I am constantly asked if I like living abroad. People are always surprised to hear that I would love to move back. However, it is always followed by a list of why I haven’t.
I don’t mean to trivialise the trauma that Karachiites go through due to the law and order situation here. But I don’t think Karachiites realise how long it has taken Karachi’s street crime to reach the level that is common place in cities of this magnitude.
It is unfortunate street crime has risen exponentially, comparable if not superseding metropolitans the world over. This is compounded by a fear of terrorist attacks with the frequency of IED and suicide attacks rising to dangerous heights. Further the government’s blatant lack of will and action to do anything about the current situation is enough to dishearten even the most optimistic amongst us.
I don’t think the establishment and the key players here have the vision or common sense to realise that Karachi has the potential to parallel Shanghai, given some peace and stability, and what it would mean for them. If they did, they are certainly aren’t doing much to exploit that opportunity. I have seen the city grow in the few stolen moments of peace it gets to experience.
Today, I saw my first carjacking. It broke my heart. In a few days it would be a distant memory and I will forget my little tiff with my city.
It’s the long CNG queues that worry me most about Karachi especially when I see rickshaws and taxis in those queues. It is a stark reminder of the country’s growing energy crisis. Once, as we were driving past a CNG queue, the driver contemptuously pointed out a Prado. His grievance: ‘if they can pay for a Prado then how come they can’t pay a bit more for petrol?’

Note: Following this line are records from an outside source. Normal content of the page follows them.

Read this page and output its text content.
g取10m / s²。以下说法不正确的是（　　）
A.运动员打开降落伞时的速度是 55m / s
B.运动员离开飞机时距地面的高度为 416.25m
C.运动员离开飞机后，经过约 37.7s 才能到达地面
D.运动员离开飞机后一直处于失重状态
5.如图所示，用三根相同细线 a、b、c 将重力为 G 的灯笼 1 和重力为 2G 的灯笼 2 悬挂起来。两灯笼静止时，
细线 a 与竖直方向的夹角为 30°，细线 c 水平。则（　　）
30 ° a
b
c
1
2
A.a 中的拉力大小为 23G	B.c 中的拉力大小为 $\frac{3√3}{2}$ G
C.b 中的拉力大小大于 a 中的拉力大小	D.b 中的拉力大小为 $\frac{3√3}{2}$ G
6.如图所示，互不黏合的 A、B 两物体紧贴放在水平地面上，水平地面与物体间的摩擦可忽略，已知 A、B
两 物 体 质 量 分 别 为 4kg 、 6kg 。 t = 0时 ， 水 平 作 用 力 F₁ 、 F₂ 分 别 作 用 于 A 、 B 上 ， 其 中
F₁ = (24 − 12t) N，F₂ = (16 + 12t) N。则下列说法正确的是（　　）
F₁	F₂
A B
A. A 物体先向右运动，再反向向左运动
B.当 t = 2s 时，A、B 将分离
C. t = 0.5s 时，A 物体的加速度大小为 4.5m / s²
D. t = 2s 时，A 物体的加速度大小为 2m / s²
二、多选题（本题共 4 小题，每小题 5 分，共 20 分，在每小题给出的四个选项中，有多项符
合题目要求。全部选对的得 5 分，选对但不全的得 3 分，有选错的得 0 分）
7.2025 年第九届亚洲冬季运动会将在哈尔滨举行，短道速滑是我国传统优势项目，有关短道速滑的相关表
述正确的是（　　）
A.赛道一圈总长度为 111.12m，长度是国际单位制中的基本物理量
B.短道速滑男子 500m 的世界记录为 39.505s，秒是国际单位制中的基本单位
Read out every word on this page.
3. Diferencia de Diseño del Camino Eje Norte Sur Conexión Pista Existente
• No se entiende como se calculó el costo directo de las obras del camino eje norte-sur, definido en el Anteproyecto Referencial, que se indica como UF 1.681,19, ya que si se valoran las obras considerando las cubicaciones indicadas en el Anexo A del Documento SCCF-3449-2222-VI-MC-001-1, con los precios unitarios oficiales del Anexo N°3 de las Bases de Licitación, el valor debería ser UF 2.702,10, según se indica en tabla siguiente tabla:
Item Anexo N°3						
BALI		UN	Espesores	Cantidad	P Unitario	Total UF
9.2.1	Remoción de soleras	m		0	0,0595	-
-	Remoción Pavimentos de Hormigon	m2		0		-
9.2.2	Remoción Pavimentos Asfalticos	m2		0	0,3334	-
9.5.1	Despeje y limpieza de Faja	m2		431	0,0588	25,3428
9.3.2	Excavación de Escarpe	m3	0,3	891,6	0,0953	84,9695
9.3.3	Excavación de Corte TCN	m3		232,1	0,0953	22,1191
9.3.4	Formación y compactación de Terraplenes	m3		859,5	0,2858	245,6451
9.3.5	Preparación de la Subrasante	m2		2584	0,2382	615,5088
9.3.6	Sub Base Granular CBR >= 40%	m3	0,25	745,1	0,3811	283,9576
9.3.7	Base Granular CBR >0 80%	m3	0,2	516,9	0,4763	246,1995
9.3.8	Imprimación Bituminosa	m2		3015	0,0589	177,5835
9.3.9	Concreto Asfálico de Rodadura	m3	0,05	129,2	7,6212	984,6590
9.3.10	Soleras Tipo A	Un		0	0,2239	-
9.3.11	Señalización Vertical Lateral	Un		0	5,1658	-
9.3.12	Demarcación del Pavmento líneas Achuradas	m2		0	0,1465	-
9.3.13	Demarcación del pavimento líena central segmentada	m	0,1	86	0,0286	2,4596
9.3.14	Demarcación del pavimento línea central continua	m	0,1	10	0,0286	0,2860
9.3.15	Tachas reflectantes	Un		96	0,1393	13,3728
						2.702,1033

Inflation has added on in the smallest of purchases. The price of spinach a few days ago was enough to shock my mother to which her cook aptly replied, “Begum sahib only death is cheap in Karachi.”
Maybe it’s this fragility of life that makes Karachiites live life to the fullest. In comparison, life seems to drag on back where I live.
My bitter/sweet reunion will soon come to an end. Like any lover, I live in hope that one day I will get my happily ever.